This is an easy question about taking expectations that I'm confusing myself with. To describe the simplest setting, suppose that I have $N$ machines, which when chosen outputs a value $1$. I'll choose $K$ machines simultaneously, as a batch. I'll denote the probability of each machine $i$ being chosen in this ($K$-batch) setting as $p_i$, from a frequentist perspective if it's not well defined.
I want to study the expectation of the sum of the values the machines spit out. When we denote the $K$-batch as $S_k\subset \{1,\dots,N\}$. Clearly we have $$\mathbb{E}\left[ \sum_{i \in S_k} 1\right] = K.$$ However, I want to think about things in a different way. As there are ${N\choose{K}}$ choices for the $K$-sample, I want to compute the expectation directly for $S_k^c$ each realization of the $K$-sample, for $c \in \{1,\dots , {N\choose{K}}\}$. However, in this setting, we have that $$\mathbb{E}\left[ \sum_{i \in S_k} 1\right] =\sum_{c=1}^{{N\choose{K}}} K \left(\Pi_{i\in S_k^c} p_i \right) \neq K$$ in general.
So what is going on here? My intuition would be that the probability of $S_k^c$ being selected as the batch can't be computed as $\Pi_{i\in S_k^c} p_i$, because even though I obtained the $p_i$ by repeating the $K$-batch experiment multiple times from a frequentist perspective, still, the probability of device $j$ being selected, without replacement, after device $i \neq j$ is selected, is not $p_j$. Thus the multiplicative law doesn't apply due to lack of independence.
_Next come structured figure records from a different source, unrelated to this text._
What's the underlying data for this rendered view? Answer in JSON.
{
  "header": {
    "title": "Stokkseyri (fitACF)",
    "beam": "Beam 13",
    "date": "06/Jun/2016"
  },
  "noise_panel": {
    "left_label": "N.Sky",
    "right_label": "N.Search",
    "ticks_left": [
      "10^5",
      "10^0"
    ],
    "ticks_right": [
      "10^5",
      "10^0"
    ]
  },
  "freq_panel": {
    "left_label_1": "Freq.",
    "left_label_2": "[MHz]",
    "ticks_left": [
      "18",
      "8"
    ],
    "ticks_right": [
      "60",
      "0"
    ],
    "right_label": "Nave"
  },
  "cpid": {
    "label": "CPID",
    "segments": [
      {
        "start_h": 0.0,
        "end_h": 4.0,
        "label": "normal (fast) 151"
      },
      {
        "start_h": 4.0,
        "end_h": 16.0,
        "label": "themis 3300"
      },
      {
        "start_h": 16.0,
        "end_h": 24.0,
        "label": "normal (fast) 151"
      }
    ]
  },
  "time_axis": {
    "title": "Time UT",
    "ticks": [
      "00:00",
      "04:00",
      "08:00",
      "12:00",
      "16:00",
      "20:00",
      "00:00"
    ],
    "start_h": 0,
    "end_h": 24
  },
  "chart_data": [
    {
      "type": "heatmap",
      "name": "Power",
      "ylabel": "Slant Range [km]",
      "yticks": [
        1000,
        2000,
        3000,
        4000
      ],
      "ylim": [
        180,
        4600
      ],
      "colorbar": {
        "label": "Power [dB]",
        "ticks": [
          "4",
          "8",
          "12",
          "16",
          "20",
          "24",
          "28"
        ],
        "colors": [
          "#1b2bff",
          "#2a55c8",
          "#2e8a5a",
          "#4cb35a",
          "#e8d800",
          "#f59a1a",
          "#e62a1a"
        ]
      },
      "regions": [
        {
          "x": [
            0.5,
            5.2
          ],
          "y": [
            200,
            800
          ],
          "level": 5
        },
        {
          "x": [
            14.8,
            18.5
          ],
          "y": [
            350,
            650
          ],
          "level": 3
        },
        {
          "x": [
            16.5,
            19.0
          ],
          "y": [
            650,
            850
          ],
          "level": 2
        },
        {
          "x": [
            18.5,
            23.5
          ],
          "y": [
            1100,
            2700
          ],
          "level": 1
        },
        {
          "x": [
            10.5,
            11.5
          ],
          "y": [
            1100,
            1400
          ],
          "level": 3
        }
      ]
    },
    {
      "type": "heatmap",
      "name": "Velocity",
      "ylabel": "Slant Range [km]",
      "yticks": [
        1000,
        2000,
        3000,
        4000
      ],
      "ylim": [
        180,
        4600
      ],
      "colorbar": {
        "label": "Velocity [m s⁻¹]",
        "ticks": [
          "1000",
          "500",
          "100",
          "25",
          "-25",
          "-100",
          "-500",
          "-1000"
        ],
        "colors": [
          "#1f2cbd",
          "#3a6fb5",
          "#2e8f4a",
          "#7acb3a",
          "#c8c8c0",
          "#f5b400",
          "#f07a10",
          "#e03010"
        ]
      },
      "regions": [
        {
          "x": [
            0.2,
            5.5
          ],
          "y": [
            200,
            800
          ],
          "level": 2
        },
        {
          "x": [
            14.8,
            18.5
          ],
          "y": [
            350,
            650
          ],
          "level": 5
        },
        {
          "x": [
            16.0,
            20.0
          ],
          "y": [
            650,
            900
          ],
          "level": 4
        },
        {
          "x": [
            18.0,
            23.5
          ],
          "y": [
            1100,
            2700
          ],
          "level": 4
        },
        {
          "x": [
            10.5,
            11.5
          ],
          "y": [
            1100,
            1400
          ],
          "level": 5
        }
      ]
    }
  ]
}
If so, what is the correct way (or technique) to compute the probability of $S_k^c$ being selected? For example, would I have to define $p_i$ a different way, somehow? I believe there is a similar question in this link: Sampling a sequence without replacement with non-uniform probability of sampling each element but it's a bit difficult to understand. In particular, I don't get why renormalization really works to obtain the probability of the later devices being selected, though it seems intuitive.